Creating a discovery policy

Administrator Help | Forcepoint DLP | Version 8.8.2

Related topics:

Scheduling Discovery Tasks

Creating Custom DLP Policies

Managing rules

Managing exceptions

Create new policies from the Main > Policy Management > Discovery Policies > Manage Discovery Policies page in the Data Security module of the Forcepoint Security Manager.

Click Add in the toolbar at the top of the content pane, then select either Predefined Policy or Custom Policy.

A wizard appears. The options in the wizard are different, based on the policy type that you selected.

Predefined policies

In the wizard for predefined policies:

Click Next and select the geographical regions to cover.

Click Next and select the industries to cover.

The Finish screen appears, summarizing your selections. Click Finish.

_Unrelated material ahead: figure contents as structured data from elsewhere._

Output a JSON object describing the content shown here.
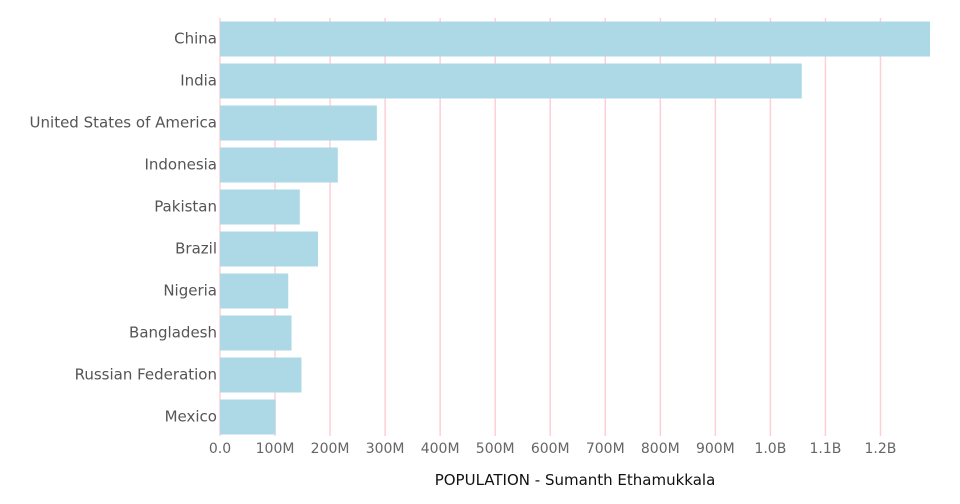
{
  "chart_data": {
    "type": "bar",
    "orientation": "horizontal",
    "categories": [
      "China",
      "India",
      "United States of America",
      "Indonesia",
      "Pakistan",
      "Brazil",
      "Nigeria",
      "Bangladesh",
      "Russian Federation",
      "Mexico"
    ],
    "values": [
      1290,
      1057,
      285,
      214,
      145,
      178,
      124,
      130,
      148,
      101
    ],
    "value_unit": "millions",
    "xlim": [
      0,
      1290
    ],
    "xticks": [
      0,
      100,
      200,
      300,
      400,
      500,
      600,
      700,
      800,
      900,
      1000,
      1100,
      1200
    ],
    "xtick_labels": [
      "0.0",
      "100M",
      "200M",
      "300M",
      "400M",
      "500M",
      "600M",
      "700M",
      "800M",
      "900M",
      "1.0B",
      "1.1B",
      "1.2B"
    ],
    "xlabel": "POPULATION - Sumanth Ethamukkala",
    "ylabel": "",
    "title": "",
    "grid": "vertical",
    "bar_color": "#add8e6",
    "grid_color": "#ffcfd8"
  }
}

The Forcepoint DLP policy database is updated and a confirmation message appears. The policies you selected appear in a list.

Highlight a policy to read details about it. You can view all relevant policies or only those that are commonly used. (For more information about these regulatory compliance policies, see Predefined Policies.)

Custom policies

In the wizard for custom policies:

On the General tab, enter a unique Policy name and a Description of the policy.

Mark Enabled to activate the policy.

By default, no Policy owners are included in the policy. To define policy owners, click Edit, then:

Select the type of accounts to Display (Administrators, by default).

Select one or more accounts from the list on the left, then click the right arrow to move them to the Selected list. Accounts in this list are considered policy owners, and are notified in the event of a policy breach.

Click OK.

Indicate whether to Use the policy name for the rule name (default) or Use a custom name for the rule.

If you select the custom name option, enter a custom Rule name and, optionally, a Description.

Click Next.

Use the Condition tab, specify whether this rule monitors specific data or all activities, and whether the data is monitored in all parts of the transaction as a whole or each part of the transaction separately.

Click Add to add one of the following content classifiers or attributes to the condition you are creating:

Patterns & phrases: Follow the Select a Content Classifier wizard and choose one from the list of existing classifiers or build your own. Toggle between the General and Properties tabs to complete the information and click OK. See Patterns & Phrases for details.

File Properties: Select file properties to add to this policy. Click OK. See File properties for details.

Fingerprint: Select the fingerprint classifier to use for this policy. Click OK. See Fingerprint for details.

Select a Content Classifier and click Remove to not include it in the condition you are defining.

Select an answer for the question: When do you want to trigger the rule?

All conditions are matched

At least one condition is matched

Custom

After selecting custom, use the options on the right to complete the condition description.

Click Next to define the Severity & Action for incidents that match this rule and to specify the action plan to be taken. Click Advanced to further specify the severity according to the number of matched conditions.

10.

Click Next to complete the wizard.

11.

Click Finish to create the new rule and add it to the policy.

The process of adding rules and exceptions to discovery policies is the same as for DLP policies. See Managing rules and Managing exceptions for instructions.